Spending Accounts-HR @ Carnegie Mellon University - Carnegie Mellon University

Spending Accounts
(For Full-Time Benefits-Eligible Faculty and Staff)

Carnegie Mellon offers both a Health Care Flexible Spending Account (HCFSA) and a Dependent Care Reimbursement Account (DCRA) to help you lower your health and dependent care expenses by paying with tax-free money. You may enroll in either the HCFSA or DCRA, enroll in both accounts, or opt out of the accounts. Our spending accounts are administered by Benefit Coordinators Corporation (BCC). 

How Spending Accounts Work 

  1. Determine your expected out-of-pocket expenses that you will incur in health or dependent care costs. 
  2. Carefully estimate the amount you will set aside into each kind of account each month. Try to contribute enough to cover most of your expected expenses (since it saves you money), but not more than you will use—what you do not use, you will lose, as per IRS regulations.
  3. Each month, the amount you selected will be deducted from your pay before taxes are assessed.
  4. Throughout the year, you will incur eligible health or dependent care expenses. You may pay for them out of pocket or with an FSA debit card.
  5. For expenses that you pay out of pocket, file claims to reimburse yourself with your tax-free money.
  6. Claims incurred during the plan year should be submitted to Benefit Coordinators Corporation by June 30 following the end of the plan year.
    • For the HCFSA, the plan year is the calendar year plus a two-and-a-half month grace period (for example, from January 1, 2015 - March 15, 2016).
    • For the DCRA, the plan year is the calendar year.

FSA Debit Cards

Benefit Coordinators Corporation (BCC) provides a debit card that you can use to pay for eligible HCFSA and DCRA expenses. This eliminates the need to pay for the expense up front and file a claim for reimbursement. In many cases, it eliminates the need to provide supporting documentation as well.

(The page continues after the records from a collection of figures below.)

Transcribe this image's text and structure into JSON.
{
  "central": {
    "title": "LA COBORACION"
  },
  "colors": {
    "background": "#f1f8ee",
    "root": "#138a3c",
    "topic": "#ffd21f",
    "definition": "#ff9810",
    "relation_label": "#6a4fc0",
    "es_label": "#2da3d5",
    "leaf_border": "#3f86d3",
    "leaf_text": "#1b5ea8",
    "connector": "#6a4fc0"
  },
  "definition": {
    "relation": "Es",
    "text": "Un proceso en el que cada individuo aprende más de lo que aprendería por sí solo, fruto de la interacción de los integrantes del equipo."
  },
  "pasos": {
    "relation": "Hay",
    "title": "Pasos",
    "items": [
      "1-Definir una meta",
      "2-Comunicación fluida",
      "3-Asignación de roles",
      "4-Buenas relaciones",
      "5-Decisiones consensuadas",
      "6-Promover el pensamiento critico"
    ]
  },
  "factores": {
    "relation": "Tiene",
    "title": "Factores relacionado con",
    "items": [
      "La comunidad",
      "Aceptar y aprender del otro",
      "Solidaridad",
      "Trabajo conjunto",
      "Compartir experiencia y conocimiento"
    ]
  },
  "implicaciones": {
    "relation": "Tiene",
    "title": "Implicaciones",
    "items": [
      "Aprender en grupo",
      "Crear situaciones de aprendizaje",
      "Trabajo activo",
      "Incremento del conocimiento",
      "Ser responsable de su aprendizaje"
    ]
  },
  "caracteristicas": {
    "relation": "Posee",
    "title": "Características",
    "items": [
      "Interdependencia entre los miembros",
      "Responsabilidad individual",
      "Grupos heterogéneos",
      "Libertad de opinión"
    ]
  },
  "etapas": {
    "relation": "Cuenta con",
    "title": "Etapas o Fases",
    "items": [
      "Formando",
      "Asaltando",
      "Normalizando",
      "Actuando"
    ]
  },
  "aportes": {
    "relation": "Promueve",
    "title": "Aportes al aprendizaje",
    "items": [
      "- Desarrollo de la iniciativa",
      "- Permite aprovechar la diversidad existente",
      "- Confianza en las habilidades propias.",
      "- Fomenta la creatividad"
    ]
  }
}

See the Submitting Claims page for detailed information about the FSA debit card.

Tax Implications of Participating

You can save up to 25% on the money you spend on eligible expenses by contributing to the spending accounts on a pre-tax basis. However, you should be aware of the other financial implications of using these accounts.

  • State income taxes: Pennsylvania does not recognize pre-tax benefit contributions for the Dependent Care Reimbursement Account. Therefore, the money you contribute to a DCRA will be subject to state taxes. HCFSA contributions are exempt from state taxes, as well as federal taxes.
  • Impact on Social Security: When you reduce your taxable income for Social Security purposes, you may also reduce by a small amount what you may claim in Social Security benefits at retirement.
  • Earned Income Tax Credit: Paying for benefits on a pre-tax basis may put employees who are eligible for the Earned Income Tax Credit at a disadvantage when they file for federal income tax credits.